BAME staff still waiting for Covid risk assessment
More than two-thirds of black, Asian and minority ethnic pharmacists and pre-registration trainees have not undergone coronavirus risk assessments nearly two months after the NHS said they should take place, according to a survey carried out this earlier this month by the Royal Pharmaceutical Society and the UK Black Pharmacists Association (UKBPA).
The survey highlights that many individuals from a BAME background working in pharmacy in primary and secondary care have been left vulnerable to the disease by an apparent failure of employers to conduct the assessments.
It reveals 78 per cent of black pharmacists and pre-regs think they are at risk to Covid-19 and, according to the RPS, they believe “changes to their working practices are required” compared with 67 per cent of white colleagues. There were 380 responses to the survey, with 236 respondents from a BAME background and 69 from a black background.
RPS president Sandra Gidley described as the results as "shocking". Both RPS and UKBPA have already called for individual risk assessments to be mandatory for BAME staff and intend to re-survey pharmacists and pre-regs in a month’s time to check if there has been any improvement.
The risk assessment, introduced at the end of April, outlines the actions employers should take to protect staff, including those at greater risk based on their race, age, disability and pregnancy. It also called on employers to engage with staff networks, including BAME staff bodies.
“Employers must take urgent action to address this and ensure pharmacists and their team can continue looking after patients safely,” Gidley said. “It is essential that pharmacy teams are properly assessed so that those at high risk can be supported to reduce the risk of Covid-19 transmission.
“Lessons are to be learned from this pandemic, especially with the risk of a second wave, and we now need action so our workforce is protected.”
The RPS said it and UKBPA have “written to government equalities ministers across Great Britian calling for support for BAME pharmacists and team members".
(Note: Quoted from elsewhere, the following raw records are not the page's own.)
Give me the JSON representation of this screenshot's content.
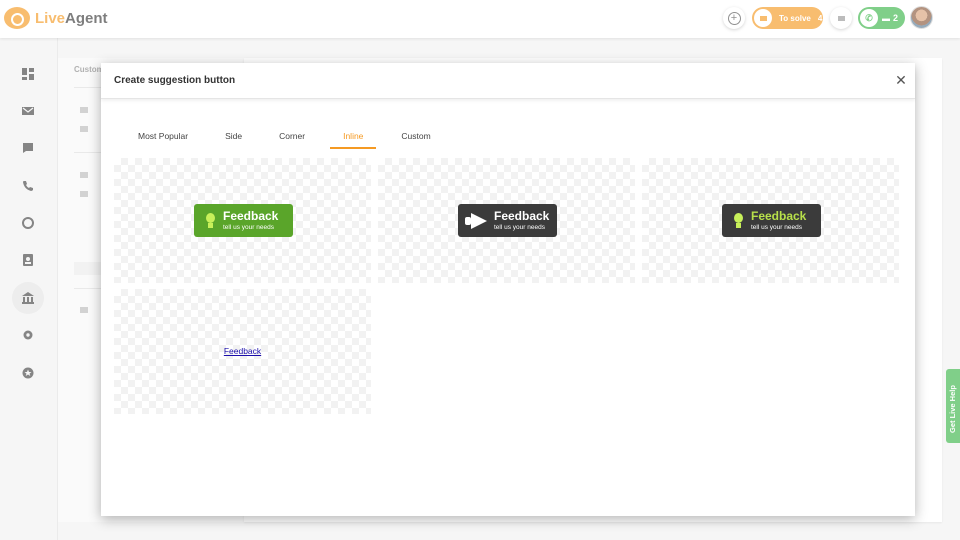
{
  "app": {
    "logo_prefix": "Live",
    "logo_suffix": "Agent"
  },
  "topbar": {
    "to_solve_label": "To solve",
    "to_solve_count": "4",
    "calls_count": "2",
    "accent_orange": "#f59a23",
    "accent_green": "#3cb54a"
  },
  "nav": {
    "items": [
      "dashboard-icon",
      "tickets-icon",
      "chats-icon",
      "calls-icon",
      "reports-icon",
      "contacts-icon",
      "knowledgebase-icon",
      "settings-icon",
      "plugins-icon"
    ],
    "active": "knowledgebase-icon"
  },
  "background_panel": {
    "header": "Custom"
  },
  "help_tab": {
    "label": "Get Live Help"
  },
  "modal": {
    "title": "Create suggestion button",
    "close_icon": "close-icon",
    "tabs": [
      {
        "label": "Most Popular"
      },
      {
        "label": "Side"
      },
      {
        "label": "Corner"
      },
      {
        "label": "Inline"
      },
      {
        "label": "Custom"
      }
    ],
    "active_tab": "Inline",
    "previews": [
      {
        "style": "green",
        "title": "Feedback",
        "subtitle": "tell us your needs",
        "icon": "lightbulb-icon"
      },
      {
        "style": "dark",
        "title": "Feedback",
        "subtitle": "tell us your needs",
        "icon": "megaphone-icon"
      },
      {
        "style": "dark-lime",
        "title": "Feedback",
        "subtitle": "tell us your needs",
        "icon": "lightbulb-icon"
      },
      {
        "style": "link",
        "title": "Feedback"
      }
    ]
  }
}
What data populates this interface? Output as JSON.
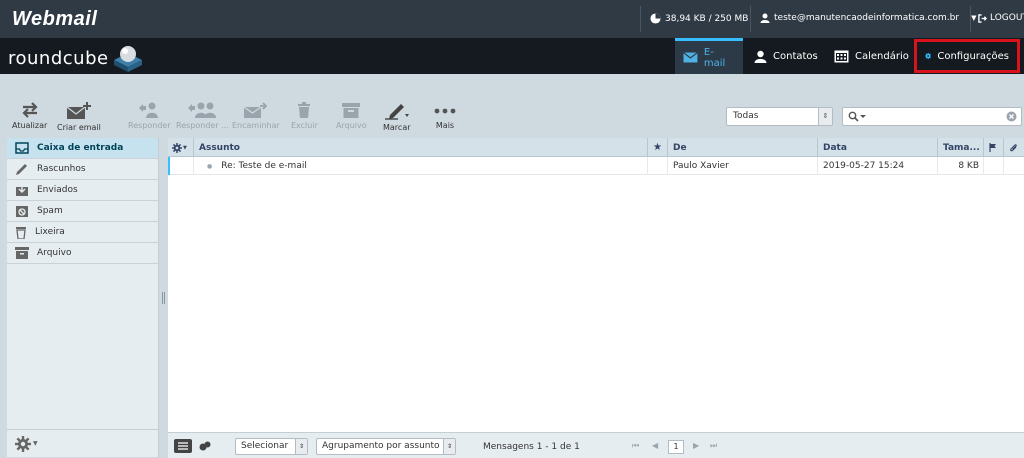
{
  "topbar": {
    "logo": "Webmail",
    "quota": "38,94 KB / 250 MB",
    "user": "teste@manutencaodeinformatica.com.br",
    "logout": "LOGOUT"
  },
  "header": {
    "logo": "roundcube",
    "tabs": {
      "email": "E-mail",
      "contacts": "Contatos",
      "calendar": "Calendário",
      "settings": "Configurações"
    }
  },
  "toolbar": {
    "refresh": "Atualizar",
    "compose": "Criar email",
    "reply": "Responder",
    "reply_all": "Responder ...",
    "forward": "Encaminhar",
    "delete": "Excluir",
    "archive": "Arquivo",
    "mark": "Marcar",
    "more": "Mais",
    "filter": "Todas"
  },
  "folders": [
    {
      "label": "Caixa de entrada",
      "icon": "inbox-icon"
    },
    {
      "label": "Rascunhos",
      "icon": "pencil-icon"
    },
    {
      "label": "Enviados",
      "icon": "sent-icon"
    },
    {
      "label": "Spam",
      "icon": "spam-icon"
    },
    {
      "label": "Lixeira",
      "icon": "trash-icon"
    },
    {
      "label": "Arquivo",
      "icon": "archive-icon"
    }
  ],
  "list": {
    "headers": {
      "subject": "Assunto",
      "from": "De",
      "date": "Data",
      "size": "Tama..."
    },
    "rows": [
      {
        "subject": "Re: Teste de e-mail",
        "from": "Paulo Xavier",
        "date": "2019-05-27 15:24",
        "size": "8 KB"
      }
    ]
  },
  "footer": {
    "select": "Selecionar",
    "threads": "Agrupamento por assunto",
    "count": "Mensagens 1 - 1 de 1",
    "page": "1"
  },
  "colors": {
    "accent": "#37beff",
    "highlight_border": "#d9131c"
  }
}
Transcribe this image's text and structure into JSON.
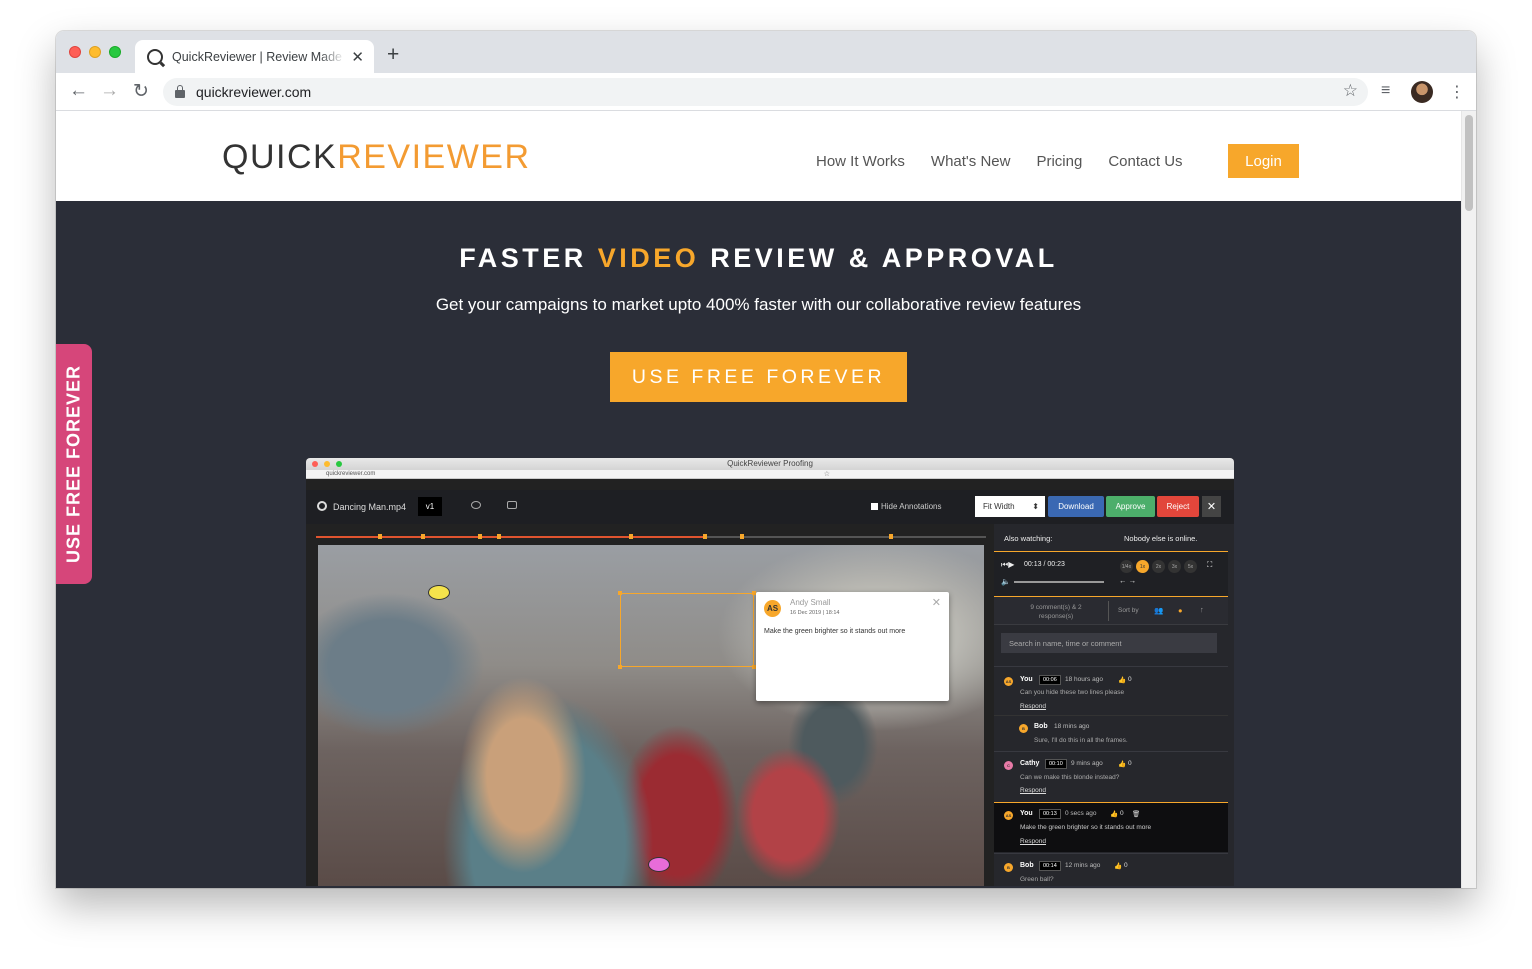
{
  "browser": {
    "tab_title": "QuickReviewer | Review Made Easy",
    "url": "quickreviewer.com",
    "new_tab_symbol": "+",
    "close_symbol": "✕",
    "icons": {
      "back": "arrow-left-icon",
      "forward": "arrow-right-icon",
      "reload": "reload-icon",
      "star": "star-icon",
      "media": "media-control-icon",
      "menu": "kebab-menu-icon"
    }
  },
  "site": {
    "logo_quick": "QUICK",
    "logo_reviewer": "REVIEWER",
    "nav": [
      "How It Works",
      "What's New",
      "Pricing",
      "Contact Us"
    ],
    "login": "Login",
    "accent_color": "#f7a72b",
    "side_cta_color": "#d6467a"
  },
  "hero": {
    "title_pre": "FASTER ",
    "title_accent": "VIDEO",
    "title_post": " REVIEW & APPROVAL",
    "subtitle": "Get your campaigns to market upto 400% faster with our collaborative review features",
    "cta": "USE FREE FOREVER",
    "side_cta": "USE FREE FOREVER"
  },
  "app": {
    "window_title": "QuickReviewer Proofing",
    "url": "quickreviewer.com",
    "file_name": "Dancing Man.mp4",
    "version": "v1",
    "hide_annotations": "Hide Annotations",
    "fit_width": "Fit Width",
    "download": "Download",
    "approve": "Approve",
    "reject": "Reject",
    "close": "✕",
    "colors": {
      "download": "#3a68b3",
      "approve": "#4cae6b",
      "reject": "#e2463b"
    },
    "popup": {
      "initials": "AS",
      "name": "Andy Small",
      "date": "16 Dec 2019 | 18:14",
      "text": "Make the green brighter so it stands out more",
      "close": "✕"
    },
    "panel": {
      "also_watching": "Also watching:",
      "nobody_online": "Nobody else is online.",
      "time": "00:13 / 00:23",
      "speeds": [
        "1/4x",
        "1x",
        "2x",
        "3x",
        "5x"
      ],
      "comment_count": "9 comment(s) & 2 response(s)",
      "sort_by": "Sort by",
      "search_placeholder": "Search in name, time or comment",
      "respond": "Respond",
      "comments": [
        {
          "initials": "AS",
          "who": "You",
          "tc": "00:06",
          "ago": "18 hours ago",
          "likes": "0",
          "body": "Can you hide these two lines please",
          "color": "#f7a72b"
        },
        {
          "initials": "B",
          "who": "Bob",
          "tc": "",
          "ago": "18 mins ago",
          "likes": "",
          "body": "Sure, I'll do this in all the frames.",
          "color": "#f7a72b"
        },
        {
          "initials": "C",
          "who": "Cathy",
          "tc": "00:10",
          "ago": "9 mins ago",
          "likes": "0",
          "body": "Can we make this blonde instead?",
          "color": "#e87aa7"
        },
        {
          "initials": "AS",
          "who": "You",
          "tc": "00:13",
          "ago": "0 secs ago",
          "likes": "0",
          "body": "Make the green brighter so it stands out more",
          "color": "#f7a72b"
        },
        {
          "initials": "B",
          "who": "Bob",
          "tc": "00:14",
          "ago": "12 mins ago",
          "likes": "0",
          "body": "Green ball?",
          "color": "#f7a72b"
        }
      ]
    }
  }
}
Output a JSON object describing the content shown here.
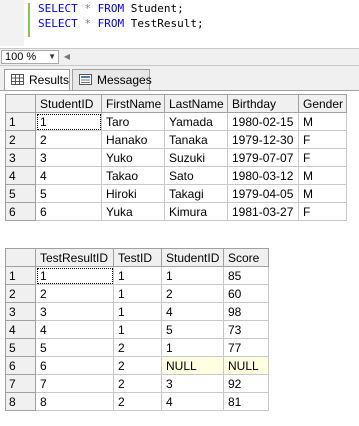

UKBPA president Elsy Gomez Campos said: “It is concerning to hear that pharmacy colleagues are still waiting for a Covid-19 risk assessment. Pharmacy staff need to feel safe if they are going to do their job without fear or anxiety.
“This is the time to look after each other. Our profession must rise to the challenge and respond to the RPS call of risk assessing pharmacy staff. In a month’s time, the survey results must be very different from what we see today.”
The Association of Pharmacy Technicians UK said it “is committed to working with others across the profession so that members, pharmacy technicians and support staff from BAME backgrounds receive appropriate risk assessments in line with the latest evidence".